The thinness of the body-Beineberg was in the habit of lauding the steely, slender legs of Homeric champion runners as the ideal-did not at all have this effect on him. Törless had never yet tried to give himself an account of this, and for the moment he could not think of any satisfactory comparison. He would have liked to scrutinise Beineberg more closely, but then Beineberg would have noticed what he was thinking and he would have had to strike up some sort of conversation. Yet it was precisely thus-half looking at him, half filling the picture out in his imagination-that he was struck by the difference. If he thought the clothes away from the body, it became quite impossible to hold on to the notion of calm slenderness; what happened then, instantly, was that in his mind's eye he saw restless, writhing movements, a twisting of limbs and a bending of the spine such as are to be found in all pictures of martyrs' deaths, or in the grotesque performances of acrobats and 'rubber men' at fairs.
And the hands, too, which he could certainly just as well have pictured in some beautifully expressive gesture, he could not imagine otherwise than in motion, with flickering fingers.
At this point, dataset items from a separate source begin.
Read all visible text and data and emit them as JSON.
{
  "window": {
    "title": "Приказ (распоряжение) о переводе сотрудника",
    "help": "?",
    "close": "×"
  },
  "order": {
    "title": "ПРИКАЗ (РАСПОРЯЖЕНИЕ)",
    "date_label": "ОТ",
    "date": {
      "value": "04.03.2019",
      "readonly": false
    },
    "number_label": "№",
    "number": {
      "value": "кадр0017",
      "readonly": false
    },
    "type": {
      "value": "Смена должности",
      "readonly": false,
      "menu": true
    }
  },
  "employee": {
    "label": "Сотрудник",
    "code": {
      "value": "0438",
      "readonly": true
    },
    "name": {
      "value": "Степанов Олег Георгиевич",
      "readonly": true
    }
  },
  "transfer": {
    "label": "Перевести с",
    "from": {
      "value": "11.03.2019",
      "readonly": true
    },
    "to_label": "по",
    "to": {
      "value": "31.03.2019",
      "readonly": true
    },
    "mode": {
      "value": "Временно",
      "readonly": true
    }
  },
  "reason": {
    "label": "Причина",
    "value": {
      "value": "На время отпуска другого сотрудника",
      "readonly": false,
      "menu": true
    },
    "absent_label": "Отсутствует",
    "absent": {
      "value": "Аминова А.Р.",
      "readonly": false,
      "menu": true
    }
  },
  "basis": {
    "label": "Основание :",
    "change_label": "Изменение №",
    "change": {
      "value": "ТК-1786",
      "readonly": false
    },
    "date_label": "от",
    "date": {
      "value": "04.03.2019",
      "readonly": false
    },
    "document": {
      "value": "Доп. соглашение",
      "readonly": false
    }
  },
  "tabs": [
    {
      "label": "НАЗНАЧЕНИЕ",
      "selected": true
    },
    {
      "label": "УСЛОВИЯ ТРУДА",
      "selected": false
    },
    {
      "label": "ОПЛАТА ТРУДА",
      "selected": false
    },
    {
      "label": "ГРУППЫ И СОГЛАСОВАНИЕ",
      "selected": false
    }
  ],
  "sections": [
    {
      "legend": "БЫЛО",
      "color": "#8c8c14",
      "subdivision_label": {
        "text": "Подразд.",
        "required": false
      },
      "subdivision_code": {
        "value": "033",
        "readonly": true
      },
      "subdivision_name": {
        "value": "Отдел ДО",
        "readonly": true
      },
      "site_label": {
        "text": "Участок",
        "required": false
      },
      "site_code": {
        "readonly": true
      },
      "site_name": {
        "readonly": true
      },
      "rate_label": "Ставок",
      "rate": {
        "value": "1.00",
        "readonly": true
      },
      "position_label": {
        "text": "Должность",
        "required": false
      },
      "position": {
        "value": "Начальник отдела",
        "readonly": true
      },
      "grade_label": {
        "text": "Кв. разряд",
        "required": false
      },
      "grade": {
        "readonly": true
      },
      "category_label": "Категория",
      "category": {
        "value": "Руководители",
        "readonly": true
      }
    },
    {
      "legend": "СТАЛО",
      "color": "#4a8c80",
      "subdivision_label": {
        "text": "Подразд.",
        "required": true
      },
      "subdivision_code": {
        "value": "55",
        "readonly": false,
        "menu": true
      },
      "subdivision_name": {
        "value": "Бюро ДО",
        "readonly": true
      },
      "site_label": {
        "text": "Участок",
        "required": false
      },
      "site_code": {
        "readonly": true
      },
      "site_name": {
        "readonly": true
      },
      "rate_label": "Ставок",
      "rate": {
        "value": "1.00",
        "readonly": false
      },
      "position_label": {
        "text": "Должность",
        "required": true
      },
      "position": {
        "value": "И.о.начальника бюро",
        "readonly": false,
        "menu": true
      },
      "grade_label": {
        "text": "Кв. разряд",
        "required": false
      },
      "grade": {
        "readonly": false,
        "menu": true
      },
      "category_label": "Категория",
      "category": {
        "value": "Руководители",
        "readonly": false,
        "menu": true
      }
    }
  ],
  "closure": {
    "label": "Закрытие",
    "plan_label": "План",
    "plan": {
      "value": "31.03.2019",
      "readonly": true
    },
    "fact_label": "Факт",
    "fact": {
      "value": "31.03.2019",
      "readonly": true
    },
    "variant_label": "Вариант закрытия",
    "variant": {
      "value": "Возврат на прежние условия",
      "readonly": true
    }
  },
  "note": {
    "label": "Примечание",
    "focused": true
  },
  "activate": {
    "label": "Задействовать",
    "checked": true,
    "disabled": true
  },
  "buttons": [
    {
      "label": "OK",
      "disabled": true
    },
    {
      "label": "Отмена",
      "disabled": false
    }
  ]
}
And it was precisely on these hands, which were really Beineberg's
most attractive feature, that his greatest repugnance was concentrated. There was something prurient about them. That no doubt, was, what it amounted to. And there was for him something prurient, too, about the body, which he could not help associating with dislocated movements. But it was in the hands that this seemed to accumulate, and it seemed to radiate from them like a hint of some touch that was yet to come, sending a thrill of disgust coursing over Törless's skin. He himself was astonished at the notion, and faintly shocked. For this was now the second time today that something sexual had without warning, and irrelevantly, thrust its way in among his thoughts.
Beineberg had taken up a newspaper, and now Törless could consider him closely.
There was in reality scarcely anything to be found in his appearance that could have even remotely justified this sudden association of ideas in Törless's mind.
And for all that, in spite of the lack of justification for it, his sense of discomfort grew ever more intense. The silence between them had lasted scarcely ten minutes, and yet Törless felt his repugnance gradually increasing to the utmost degree. A fundamental mood, a fundamental relationship between himself and Beineberg, seemed in this way to be manifesting itself for the first time; a mistrust that had always been lurking somewhere in the depths seemed all at once to have loomed up into the realm of conscious feeling.
The atmosphere became more and more acutely uncomfortable. Törless was invaded by an urge to utter insults, but he could find no adequate words. He was uneasy with a sort of shame, as though something had actually happened between himself and Beineberg. His fingers began to drum restlessly on the table.
* * *
Finally, in order to escape from this strange state of mind, he looked out of the window again.